In this paper, we investigate the cooperative strategy with total power constraint in decode-and-forward (DF) relaying scenario, in the presence of an eavesdropper. Due to the difference of channel for each source-relay link, not all relay nodes have constructive impacts on the achievable secrecy rate. Besides, the final achieved secrecy rate depends on both source-relay and relay-destination links in DF relaying scenario. Therefore, the principal question here is how to select cooperative strategy among relays with proper power allocation to maximize the secrecy rate. Three strategies are considered in this paper. First, we investigate the cooperative jamming (CJ) strategy, where one relay with achieved target transmission rate is selected as a conventional relay forwarding signal, and remaining relays generate artificial noise via CJ strategy to disrupt the eavesdropper.

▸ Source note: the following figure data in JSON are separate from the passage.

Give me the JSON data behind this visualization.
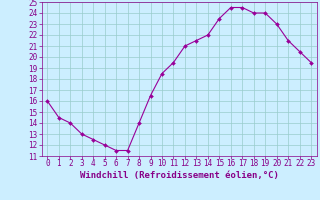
{
  "x": [
    0,
    1,
    2,
    3,
    4,
    5,
    6,
    7,
    8,
    9,
    10,
    11,
    12,
    13,
    14,
    15,
    16,
    17,
    18,
    19,
    20,
    21,
    22,
    23
  ],
  "y": [
    16.0,
    14.5,
    14.0,
    13.0,
    12.5,
    12.0,
    11.5,
    11.5,
    14.0,
    16.5,
    18.5,
    19.5,
    21.0,
    21.5,
    22.0,
    23.5,
    24.5,
    24.5,
    24.0,
    24.0,
    23.0,
    21.5,
    20.5,
    19.5
  ],
  "line_color": "#990099",
  "marker": "D",
  "marker_size": 2,
  "background_color": "#cceeff",
  "grid_color": "#99cccc",
  "ylim": [
    11,
    25
  ],
  "xlim": [
    -0.5,
    23.5
  ],
  "yticks": [
    11,
    12,
    13,
    14,
    15,
    16,
    17,
    18,
    19,
    20,
    21,
    22,
    23,
    24,
    25
  ],
  "xticks": [
    0,
    1,
    2,
    3,
    4,
    5,
    6,
    7,
    8,
    9,
    10,
    11,
    12,
    13,
    14,
    15,
    16,
    17,
    18,
    19,
    20,
    21,
    22,
    23
  ],
  "xlabel": "Windchill (Refroidissement éolien,°C)",
  "xlabel_fontsize": 6.5,
  "tick_fontsize": 5.5,
  "axis_color": "#880088"
}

Two CJ schemes with closed-form solutions, optimal cooperative jamming (OCJ) and null space cooperative jamming (NSCJ), are proposed. With these solutions, the corresponding power allocation is formulated as a geometric programming (GP) problem and solved efficiently by convex programming technique. Then, to exploit the cooperative diversity, we investigate the cooperative relaying (CR) strategy. An iterative algorithm using semi-definite programming (SDP) and GP together with bisection search method is proposed to optimize the cooperative relaying weight and power allocated to the source and relays. Furthermore, to exploit the advantages of both CR and CJ, we propose an adaptive strategy to enhance the security. Simulation results demonstrate that the efficiency of the proposed cooperative strategies in terms of secrecy rate.